I want to add a property-value pair to existing file. In the mean time all the properties should be ordered in alphabetical order. For example :
[Info] % property 1
value 1
[system] % property 2
value 2
How can i add additional property such that all properties will be sorted in alphabetical order. I was able to add property -value pair to the end of the file using
fh = fopen(filename,'a') but i am not able to sort them alphabetically.
so far i tried this as follows but with this one it keeps printing only the new property-value pair . I want to print remaining properties onces it prints the new one.
function [] = myfun(filename ,propName,propvalue)
rfh = fopen(filename,'r');
tname = tempname();
wfh = fopen(tname,'w');
line = fgetl(rfh);
while ischar(line)
if (line(1) == '[') && (line(end) == ']')

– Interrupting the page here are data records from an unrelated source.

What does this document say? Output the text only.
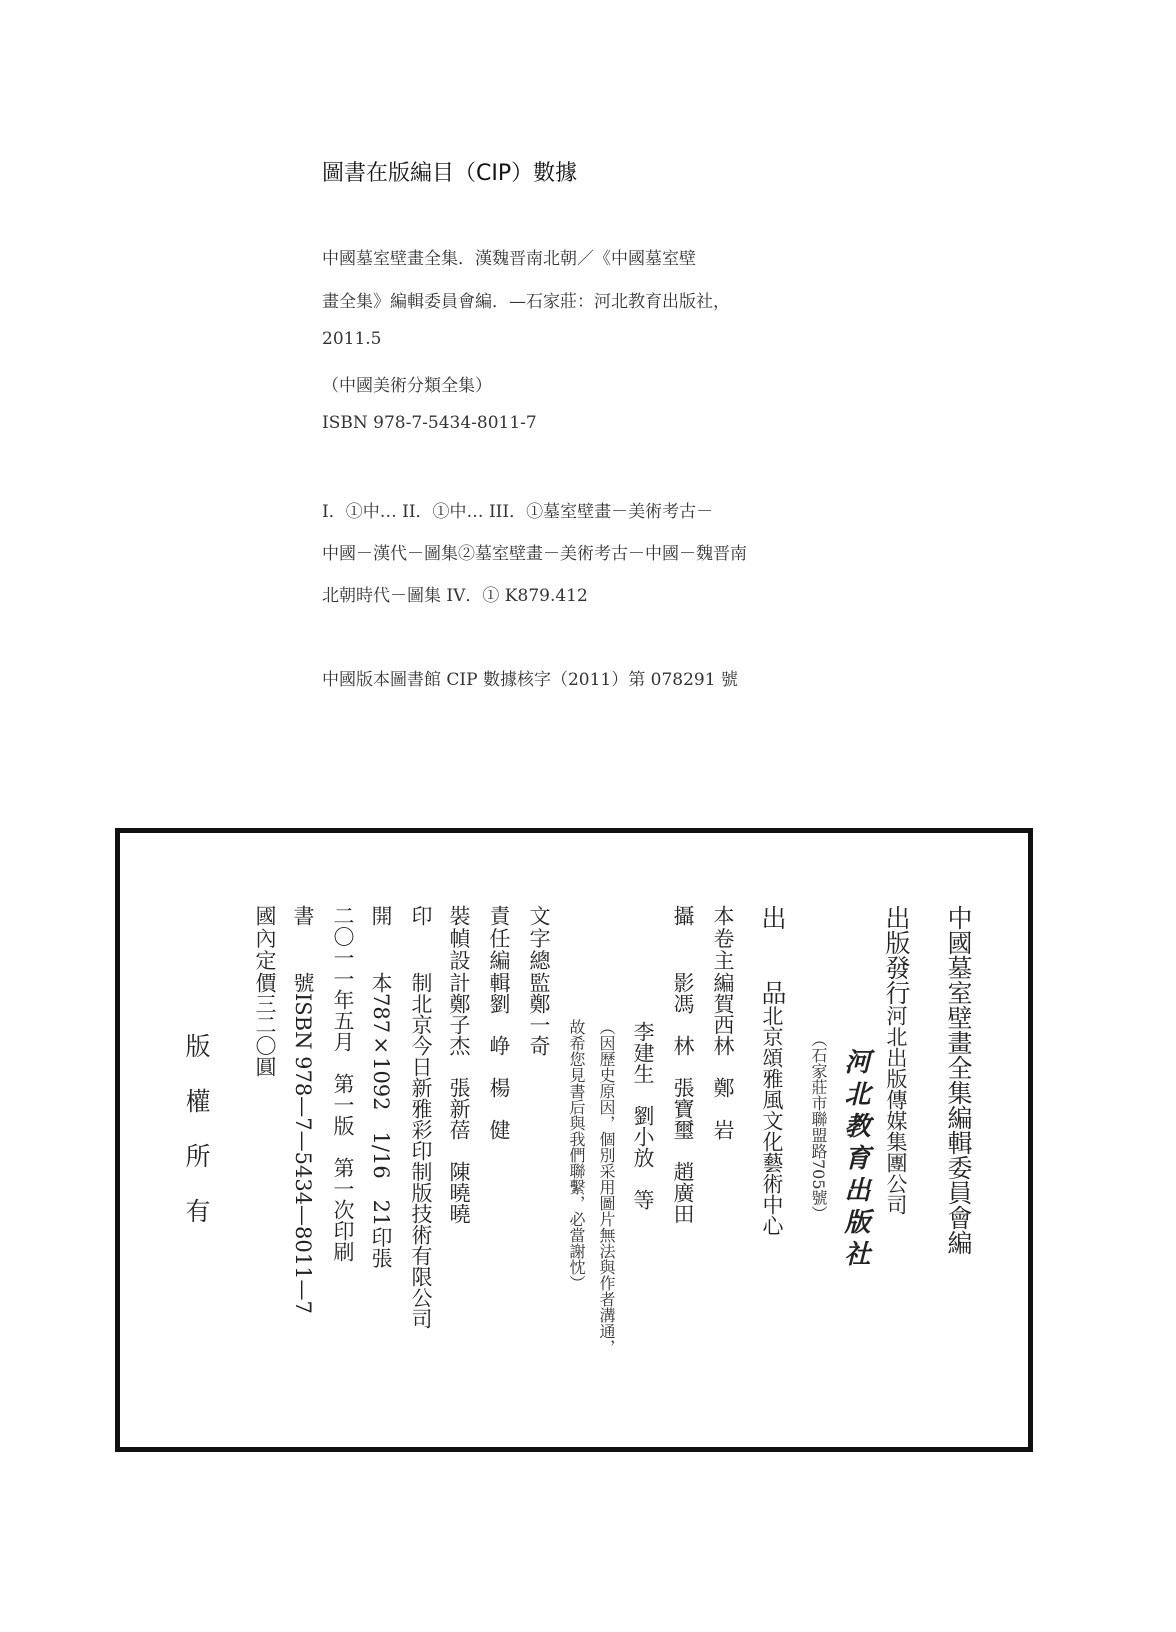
圖書在版編目（CIP）數據
中國墓室壁畫全集．漢魏晋南北朝／《中國墓室壁
畫全集》編輯委員會編．—石家莊：河北教育出版社，
2011.5
（中國美術分類全集）
ISBN 978-7-5434-8011-7
I．①中… II．①中… III．①墓室壁畫－美術考古－
中國－漢代－圖集②墓室壁畫－美術考古－中國－魏晋南
北朝時代－圖集 IV．① K879.412
中國版本圖書館 CIP 數據核字（2011）第 078291 號
中國墓室壁畫全集編輯委員會編
出版發行河北出版傳媒集團公司
河北教育出版社
（石家莊市聯盟路705號）
出　　品北京頌雅風文化藝術中心
本卷主編賀西林　鄭　岩
攝　　影馮　林　張寶璽　趙廣田
李建生　劉小放　等
（因歷史原因，個別采用圖片無法與作者溝通，
故希您見書后與我們聯繫，必當謝忱）
文字總監鄭一奇
責任編輯劉　峥　楊　健
裝幀設計鄭子杰　張新蓓　陳曉曉
印　　制北京今日新雅彩印制版技術有限公司
開　　本787×1092　1/16　21印張
二〇一一年五月　第一版　第一次印刷
書　　號ISBN 978—7—5434—8011—7
國內定價三二〇圓
版權所有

property = lower(line(2:end-1)) % from ini file
String2 = property;
String1 = propName;
[sat] = sor(String1,String2)% subfunction
if sat == -1
fprintf(wfh,'[%s]\r\n%s\r\n',propName,propvalue);
else
fprintf(wfh,'%s\r\n',line);
end
else
fprintf(wfh,'%s\r\n',line);
end
line = fgetl(rfh);
end
fclose(rfh);
fclose(wfh);
movefile(tname,filename,'f')
function [sat] = sor(String1,String2)
Index = 1;
while Index < length(String1) && Index < length(String2) && String1(Index) == String2(Index)
Index = Index + 1;
end
% Return the appropriate code
if String1(Index) < String2(Index)
sat= -1
elseif String1(Index) > String2(Index)
sat= +1
else % the characters at this position are equal -- the shorter of the two strings should be "less than"

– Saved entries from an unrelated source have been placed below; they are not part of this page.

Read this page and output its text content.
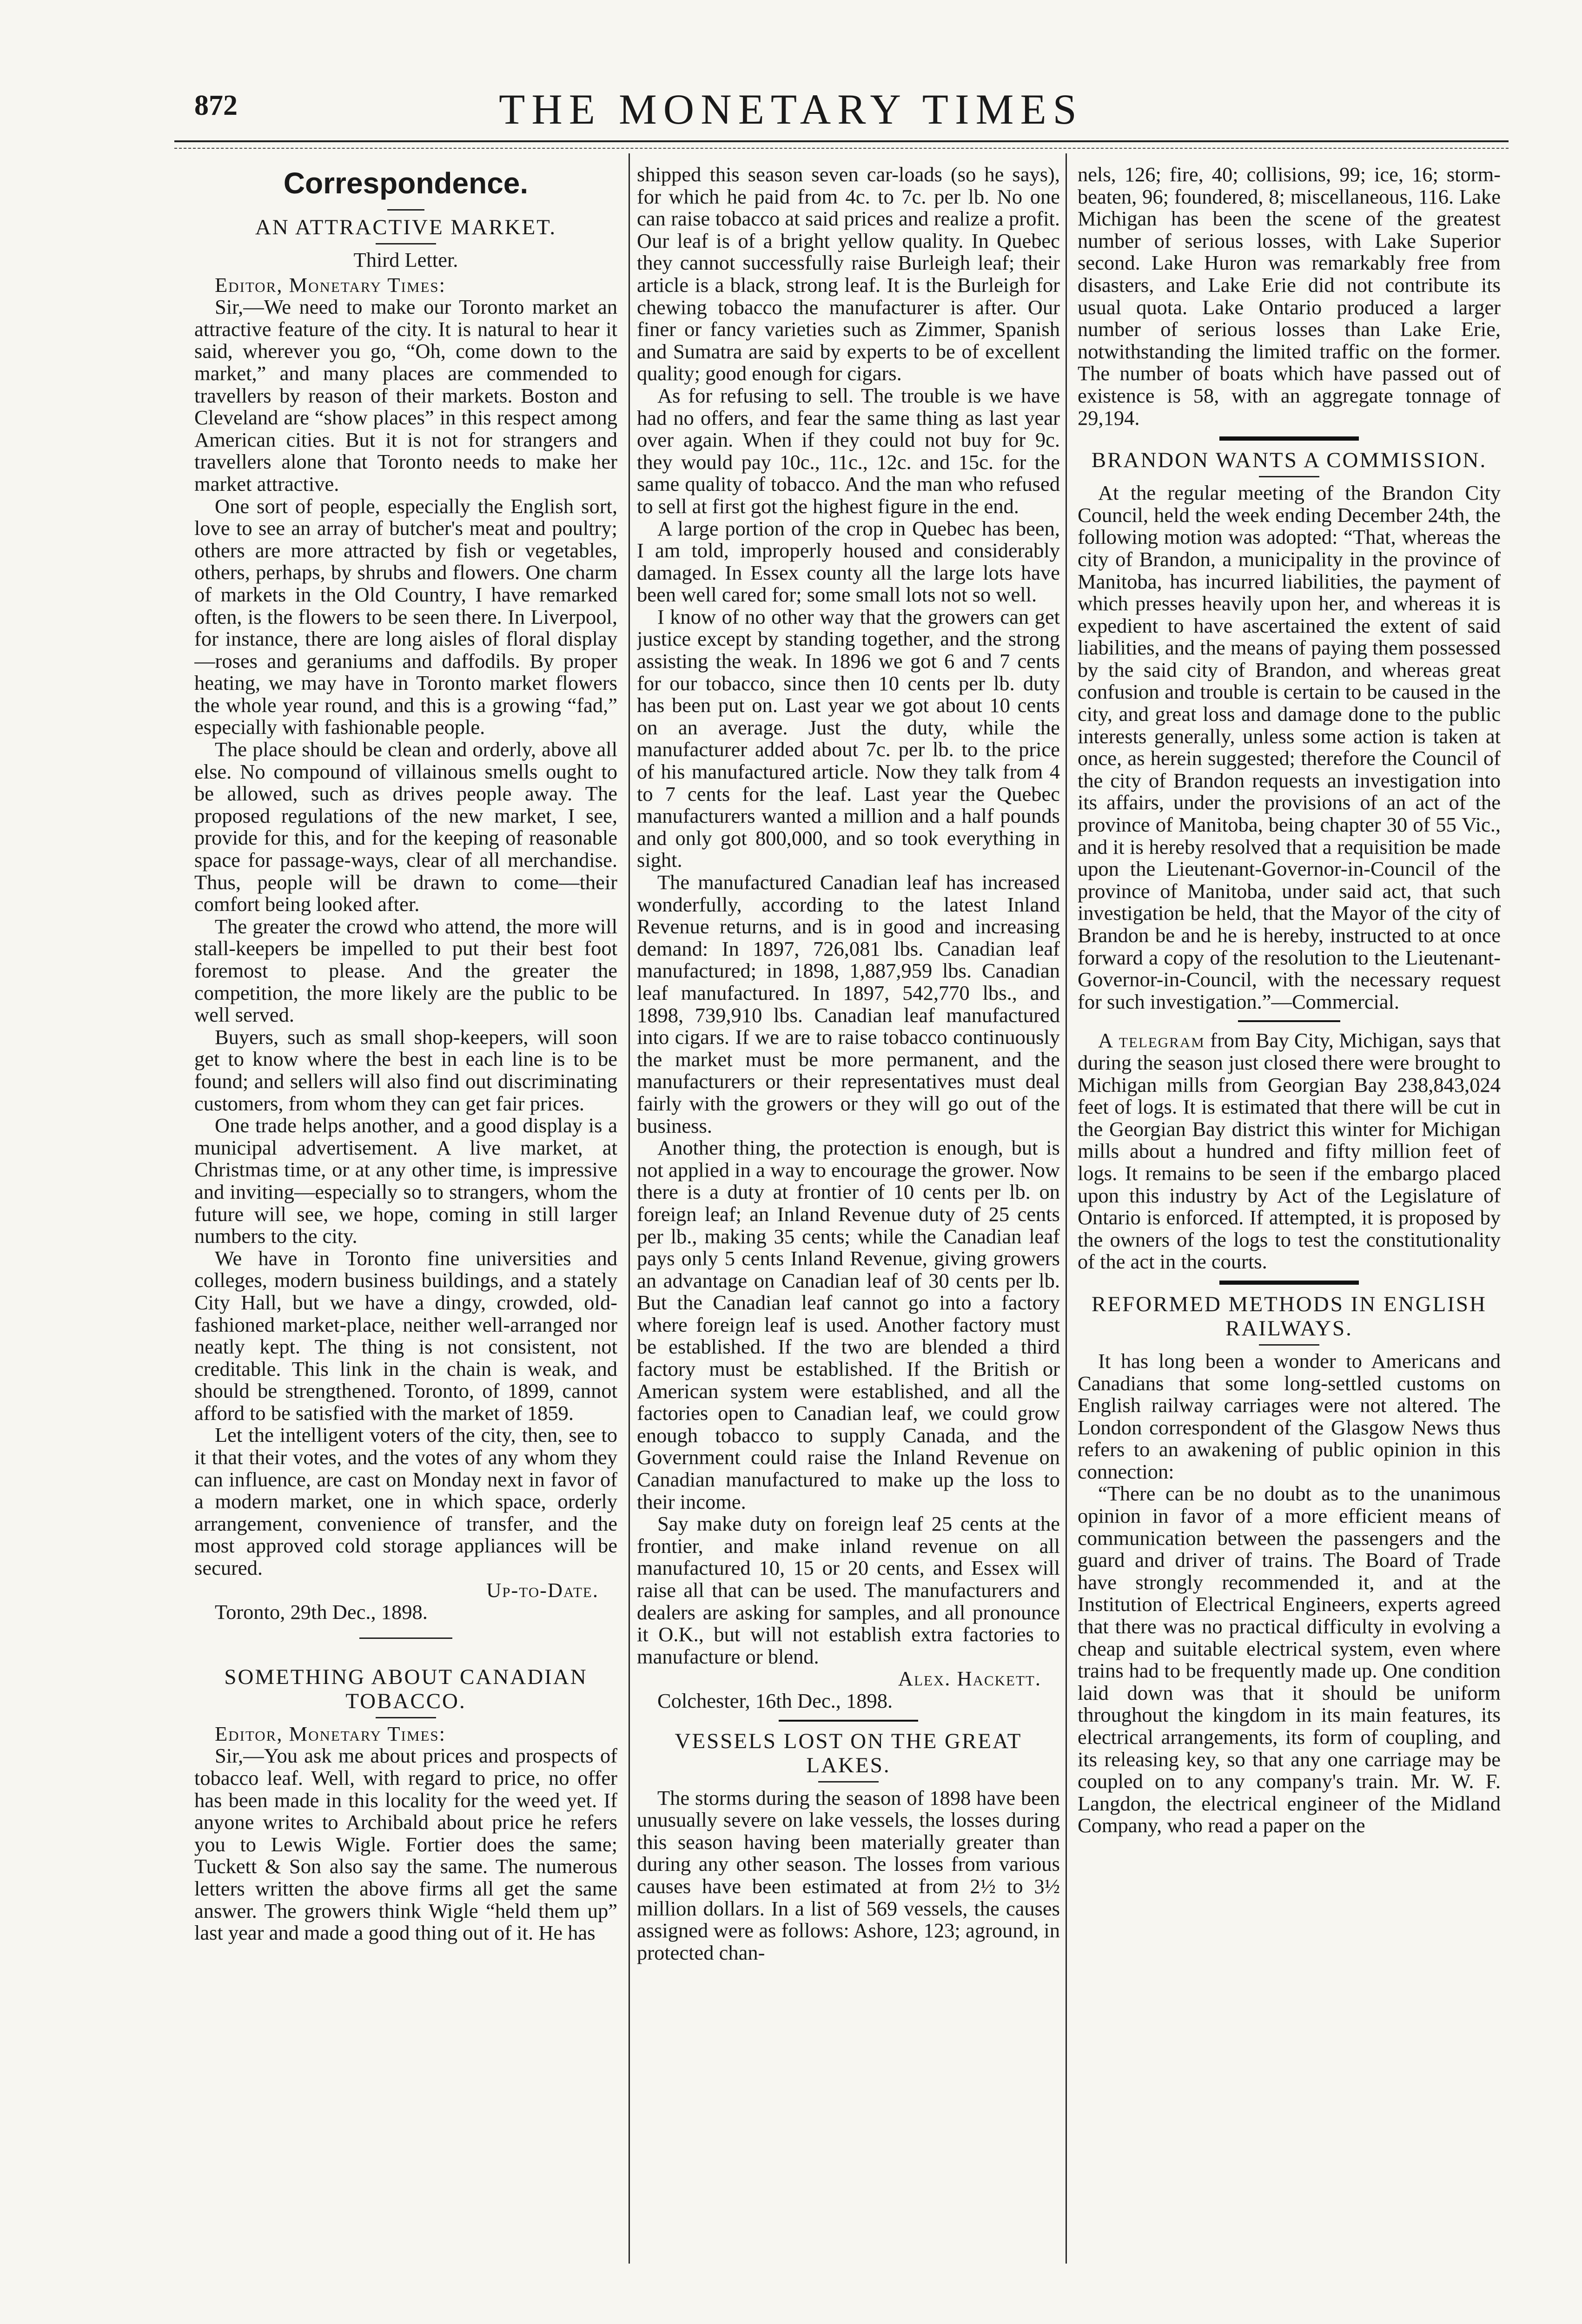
872	THE MONETARY TIMES
Correspondence.
AN ATTRACTIVE MARKET.
Third Letter.

Editor, Monetary Times:

Sir,—We need to make our Toronto market an attractive feature of the city. It is natural to hear it said, wherever you go, “Oh, come down to the market,” and many places are commended to travellers by reason of their markets. Boston and Cleveland are “show places” in this respect among American cities. But it is not for strangers and travellers alone that Toronto needs to make her market attractive.

One sort of people, especially the English sort, love to see an array of butcher's meat and poultry; others are more attracted by fish or vegetables, others, perhaps, by shrubs and flowers. One charm of markets in the Old Country, I have remarked often, is the flowers to be seen there. In Liverpool, for instance, there are long aisles of floral display—roses and geraniums and daffodils. By proper heating, we may have in Toronto market flowers the whole year round, and this is a growing “fad,” especially with fashionable people.

The place should be clean and orderly, above all else. No compound of villainous smells ought to be allowed, such as drives people away. The proposed regulations of the new market, I see, provide for this, and for the keeping of reasonable space for passage-ways, clear of all merchandise. Thus, people will be drawn to come—their comfort being looked after.

The greater the crowd who attend, the more will stall-keepers be impelled to put their best foot foremost to please. And the greater the competition, the more likely are the public to be well served.

Buyers, such as small shop-keepers, will soon get to know where the best in each line is to be found; and sellers will also find out discriminating customers, from whom they can get fair prices.

One trade helps another, and a good display is a municipal advertisement. A live market, at Christmas time, or at any other time, is impressive and inviting—especially so to strangers, whom the future will see, we hope, coming in still larger numbers to the city.

We have in Toronto fine universities and colleges, modern business buildings, and a stately City Hall, but we have a dingy, crowded, old-fashioned market-place, neither well-arranged nor neatly kept. The thing is not consistent, not creditable. This link in the chain is weak, and should be strengthened. Toronto, of 1899, cannot afford to be satisfied with the market of 1859.

Let the intelligent voters of the city, then, see to it that their votes, and the votes of any whom they can influence, are cast on Monday next in favor of a modern market, one in which space, orderly arrangement, convenience of transfer, and the most approved cold storage appliances will be secured.

Up-to-Date.
Toronto, 29th Dec., 1898.
SOMETHING ABOUT CANADIAN TOBACCO.

Editor, Monetary Times:

Sir,—You ask me about prices and prospects of tobacco leaf. Well, with regard to price, no offer has been made in this locality for the weed yet. If anyone writes to Archibald about price he refers you to Lewis Wigle. Fortier does the same; Tuckett & Son also say the same. The numerous letters written the above firms all get the same answer. The growers think Wigle “held them up” last year and made a good thing out of it. He has

shipped this season seven car-loads (so he says), for which he paid from 4c. to 7c. per lb. No one can raise tobacco at said prices and realize a profit. Our leaf is of a bright yellow quality. In Quebec they cannot successfully raise Burleigh leaf; their article is a black, strong leaf. It is the Burleigh for chewing tobacco the manufacturer is after. Our finer or fancy varieties such as Zimmer, Spanish and Sumatra are said by experts to be of excellent quality; good enough for cigars.

As for refusing to sell. The trouble is we have had no offers, and fear the same thing as last year over again. When if they could not buy for 9c. they would pay 10c., 11c., 12c. and 15c. for the same quality of tobacco. And the man who refused to sell at first got the highest figure in the end.

A large portion of the crop in Quebec has been, I am told, improperly housed and considerably damaged. In Essex county all the large lots have been well cared for; some small lots not so well.

I know of no other way that the growers can get justice except by standing together, and the strong assisting the weak. In 1896 we got 6 and 7 cents for our tobacco, since then 10 cents per lb. duty has been put on. Last year we got about 10 cents on an average. Just the duty, while the manufacturer added about 7c. per lb. to the price of his manufactured article. Now they talk from 4 to 7 cents for the leaf. Last year the Quebec manufacturers wanted a million and a half pounds and only got 800,000, and so took everything in sight.

The manufactured Canadian leaf has increased wonderfully, according to the latest Inland Revenue returns, and is in good and increasing demand: In 1897, 726,081 lbs. Canadian leaf manufactured; in 1898, 1,887,959 lbs. Canadian leaf manufactured. In 1897, 542,770 lbs., and 1898, 739,910 lbs. Canadian leaf manufactured into cigars. If we are to raise tobacco continuously the market must be more permanent, and the manufacturers or their representatives must deal fairly with the growers or they will go out of the business.

Another thing, the protection is enough, but is not applied in a way to encourage the grower. Now there is a duty at frontier of 10 cents per lb. on foreign leaf; an Inland Revenue duty of 25 cents per lb., making 35 cents; while the Canadian leaf pays only 5 cents Inland Revenue, giving growers an advantage on Canadian leaf of 30 cents per lb. But the Canadian leaf cannot go into a factory where foreign leaf is used. Another factory must be established. If the two are blended a third factory must be established. If the British or American system were established, and all the factories open to Canadian leaf, we could grow enough tobacco to supply Canada, and the Government could raise the Inland Revenue on Canadian manufactured to make up the loss to their income.

Say make duty on foreign leaf 25 cents at the frontier, and make inland revenue on all manufactured 10, 15 or 20 cents, and Essex will raise all that can be used. The manufacturers and dealers are asking for samples, and all pronounce it O.K., but will not establish extra factories to manufacture or blend.

Alex. Hackett.
Colchester, 16th Dec., 1898.
VESSELS LOST ON THE GREAT LAKES.

The storms during the season of 1898 have been unusually severe on lake vessels, the losses during this season having been materially greater than during any other season. The losses from various causes have been estimated at from 2½ to 3½ million dollars. In a list of 569 vessels, the causes assigned were as follows: Ashore, 123; aground, in protected chan-

nels, 126; fire, 40; collisions, 99; ice, 16; storm-beaten, 96; foundered, 8; miscellaneous, 116. Lake Michigan has been the scene of the greatest number of serious losses, with Lake Superior second. Lake Huron was remarkably free from disasters, and Lake Erie did not contribute its usual quota. Lake Ontario produced a larger number of serious losses than Lake Erie, notwithstanding the limited traffic on the former. The number of boats which have passed out of existence is 58, with an aggregate tonnage of 29,194.

BRANDON WANTS A COMMISSION.

At the regular meeting of the Brandon City Council, held the week ending December 24th, the following motion was adopted: “That, whereas the city of Brandon, a municipality in the province of Manitoba, has incurred liabilities, the payment of which presses heavily upon her, and whereas it is expedient to have ascertained the extent of said liabilities, and the means of paying them possessed by the said city of Brandon, and whereas great confusion and trouble is certain to be caused in the city, and great loss and damage done to the public interests generally, unless some action is taken at once, as herein suggested; therefore the Council of the city of Brandon requests an investigation into its affairs, under the provisions of an act of the province of Manitoba, being chapter 30 of 55 Vic., and it is hereby resolved that a requisition be made upon the Lieutenant-Governor-in-Council of the province of Manitoba, under said act, that such investigation be held, that the Mayor of the city of Brandon be and he is hereby, instructed to at once forward a copy of the resolution to the Lieutenant-Governor-in-Council, with the necessary request for such investigation.”—Commercial.

A telegram from Bay City, Michigan, says that during the season just closed there were brought to Michigan mills from Georgian Bay 238,843,024 feet of logs. It is estimated that there will be cut in the Georgian Bay district this winter for Michigan mills about a hundred and fifty million feet of logs. It remains to be seen if the embargo placed upon this industry by Act of the Legislature of Ontario is enforced. If attempted, it is proposed by the owners of the logs to test the constitutionality of the act in the courts.

REFORMED METHODS IN ENGLISH RAILWAYS.

It has long been a wonder to Americans and Canadians that some long-settled customs on English railway carriages were not altered. The London correspondent of the Glasgow News thus refers to an awakening of public opinion in this connection:

“There can be no doubt as to the unanimous opinion in favor of a more efficient means of communication between the passengers and the guard and driver of trains. The Board of Trade have strongly recommended it, and at the Institution of Electrical Engineers, experts agreed that there was no practical difficulty in evolving a cheap and suitable electrical system, even where trains had to be frequently made up. One condition laid down was that it should be uniform throughout the kingdom in its main features, its electrical arrangements, its form of coupling, and its releasing key, so that any one carriage may be coupled on to any company's train. Mr. W. F. Langdon, the electrical engineer of the Midland Company, who read a paper on the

if length(String1) == length(String2)
sat = 0
elseif length(String1) < length(String2)
sat = -1
else
sat = +1
end
end
Is this a .ini file? You might want to take a look at INIConfig from the MATLAB File Exchange, a set of routines for handling INI files arranged in a convenient class. I haven't used it, but perhaps it might do what you need.
If not, you can always:
Read in the file
Loop through it line by line
When you find a line starting with [ followed by a word alphabetically later than the property you'd like to insert, insert your property and value
Include the remainder of the file
Write the whole file back out again.
How about read the file into a struct?
function fileData = readFileIntoStruct( fileName )
%
% read [property] value pairs file into struct
%
fh = fopen( fileName, 'r' ); % read handle
line = fgetl( fh );
while ischar( line )
% property
tkn = regexp( line, '\[([^\]+)]\]', 'once', 'tokens' );
% read next line for value
val = fgetl( fh );
fileDate.(tkn{1}) = val;
line = fgetl( fh ); % keep reading
end
fclose( fh ); % don't forget to close the file at the end.
Now you have all the data as a struct with properties as fieldnames and values as the field value.

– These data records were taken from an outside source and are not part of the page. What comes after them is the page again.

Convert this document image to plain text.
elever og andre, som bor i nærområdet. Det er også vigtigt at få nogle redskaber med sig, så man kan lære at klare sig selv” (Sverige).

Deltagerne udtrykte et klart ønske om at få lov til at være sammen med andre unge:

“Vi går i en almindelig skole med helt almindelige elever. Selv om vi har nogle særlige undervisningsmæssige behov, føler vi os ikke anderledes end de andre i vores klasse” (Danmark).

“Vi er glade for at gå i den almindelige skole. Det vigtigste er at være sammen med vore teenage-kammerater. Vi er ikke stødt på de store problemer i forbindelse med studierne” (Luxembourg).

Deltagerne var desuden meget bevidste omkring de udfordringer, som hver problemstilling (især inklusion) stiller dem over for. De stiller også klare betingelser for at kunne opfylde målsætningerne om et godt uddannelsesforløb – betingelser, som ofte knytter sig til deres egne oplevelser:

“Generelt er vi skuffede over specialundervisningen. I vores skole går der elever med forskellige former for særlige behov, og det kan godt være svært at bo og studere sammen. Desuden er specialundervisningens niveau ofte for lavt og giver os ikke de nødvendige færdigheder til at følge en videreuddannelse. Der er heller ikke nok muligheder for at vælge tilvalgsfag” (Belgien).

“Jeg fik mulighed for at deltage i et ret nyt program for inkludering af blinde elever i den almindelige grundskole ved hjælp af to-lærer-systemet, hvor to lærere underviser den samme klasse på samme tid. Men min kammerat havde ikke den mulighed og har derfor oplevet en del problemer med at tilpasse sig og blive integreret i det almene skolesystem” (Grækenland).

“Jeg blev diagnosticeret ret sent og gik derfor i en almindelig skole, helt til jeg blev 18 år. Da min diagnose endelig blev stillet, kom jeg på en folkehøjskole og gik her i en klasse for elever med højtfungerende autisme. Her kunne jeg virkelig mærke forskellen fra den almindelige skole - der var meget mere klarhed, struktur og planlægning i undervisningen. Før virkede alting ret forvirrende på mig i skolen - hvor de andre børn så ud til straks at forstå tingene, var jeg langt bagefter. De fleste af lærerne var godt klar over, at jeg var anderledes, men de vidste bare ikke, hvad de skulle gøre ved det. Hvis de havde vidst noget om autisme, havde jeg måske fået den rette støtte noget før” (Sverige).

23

Now you can update a property simply by:
function fileData = updateProperty( fileData, propName, newVal )
if isfield( fileData, propName )
fileData.(propName) = newVal;
else
warning( 'property %s does not exist - please add it first', propName );
end
You can add a property:
function fileData = addProperty( fileData, propName, newVal )
if ~isfield( fileData, propName )
fileData.(propName) = newVal;
else
warning ( 'property %s already exists, use update to change its value', propName );
end
You can sort the properties alphabetically using orderfields:
fileData = orderfields( fileData );
You can write the struct back to file simply using:
function writeDataToFile( newFileName, fileData )
fopen( newFileName , 'w' ); %write handle
propNames = fieldnames( fileData );
for ii = 1:numel( propNames )
fprintf( fh, '[%s]\r\n%s\r\n', propNames{ii}, fileData.(propNames{ii}) );
end
fclose( fh );
Assumptions:
The properties' names are legitimate Matlab field names (see variable naming for details).
The value of each property is always a string.
I did not include any error-checking code in these examples (files not found, wrongly formatted strings, etc.)
I assume the input file is strictly "[prop] val" pairs without any additional comments etc.